Two men in a tent

November 4th 2017 –

All memory of my glamping at Basecamp started to erode with the trip to High Camp yesterday. Tonight, the relative luxury of Basecamp is a foggy recollection as I share a two man tent with Rinji, the climbing sherpa, at Camp 1. We are perched on a small ledge of rocks looking down into the cirque with a glacial lake of green water in the center. You can’t go too far without falling into oblivion.

We left High Camp fairly early even though the climb to Camp 1 only takes about two hours. The plan was to arrive at Camp 1, have some lunch, and then go to Camp 2 tackling Yellow Tower (a vertical rock face that is considered the crux of the climb) before returning to Camp 1 to sleep. That plan was discarded when we arrived at Camp 1 at noon –  cloud had moved in with snow starting to fall. Camp 2 would have to wait until the next morning, 18 hours away. 
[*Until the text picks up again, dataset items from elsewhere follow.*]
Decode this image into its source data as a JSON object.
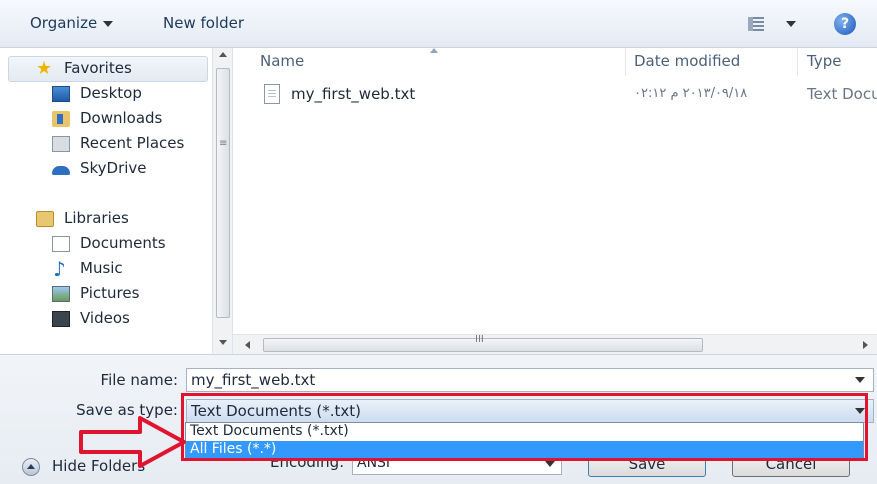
{
  "toolbar": {
    "organize_label": "Organize",
    "new_folder_label": "New folder",
    "view_icon": "view-list-icon",
    "help_icon": "help-icon"
  },
  "nav": {
    "favorites_label": "Favorites",
    "items": [
      {
        "label": "Desktop",
        "icon": "desktop-icon"
      },
      {
        "label": "Downloads",
        "icon": "downloads-icon"
      },
      {
        "label": "Recent Places",
        "icon": "recent-places-icon"
      },
      {
        "label": "SkyDrive",
        "icon": "skydrive-icon"
      }
    ],
    "libraries_label": "Libraries",
    "library_items": [
      {
        "label": "Documents",
        "icon": "documents-icon"
      },
      {
        "label": "Music",
        "icon": "music-icon"
      },
      {
        "label": "Pictures",
        "icon": "pictures-icon"
      },
      {
        "label": "Videos",
        "icon": "videos-icon"
      }
    ]
  },
  "files": {
    "columns": [
      "Name",
      "Date modified",
      "Type"
    ],
    "rows": [
      {
        "name": "my_first_web.txt",
        "date": "٢٠١٣/٠٩/١٨ م ٠٢:١٢",
        "type": "Text Docu"
      }
    ]
  },
  "form": {
    "file_name_label": "File name:",
    "file_name_value": "my_first_web.txt",
    "save_as_type_label": "Save as type:",
    "save_as_type_value": "Text Documents (*.txt)",
    "save_as_type_options": [
      "Text Documents (*.txt)",
      "All Files  (*.*)"
    ],
    "encoding_label": "Encoding:",
    "encoding_value": "ANSI",
    "save_label": "Save",
    "cancel_label": "Cancel",
    "hide_folders_label": "Hide Folders"
  },
  "colors": {
    "highlight": "#e0142e",
    "selected_option": "#3399ff"
  }
}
18 hours is 1,080 minutes. 18 hours is 64,800 seconds. 18 hours is a very long time when you are stuck inside a small two-man tent with one other person. As Rinji and I settled in for our time together he took his boots off. I was suddenly struck by the limited foresight of the tent designers when it came to ventilation. I was about to spend 18 hours in a locker room.

Rinji claimed for himself the spot by the entrance to the tent so that he could boil the water for our freeze dried meals in the vestibule of the tent. My only exit from the locker room was to climb over Rinji. Now I felt like someone put me in a locker, in the locker room.

Could it get any worse?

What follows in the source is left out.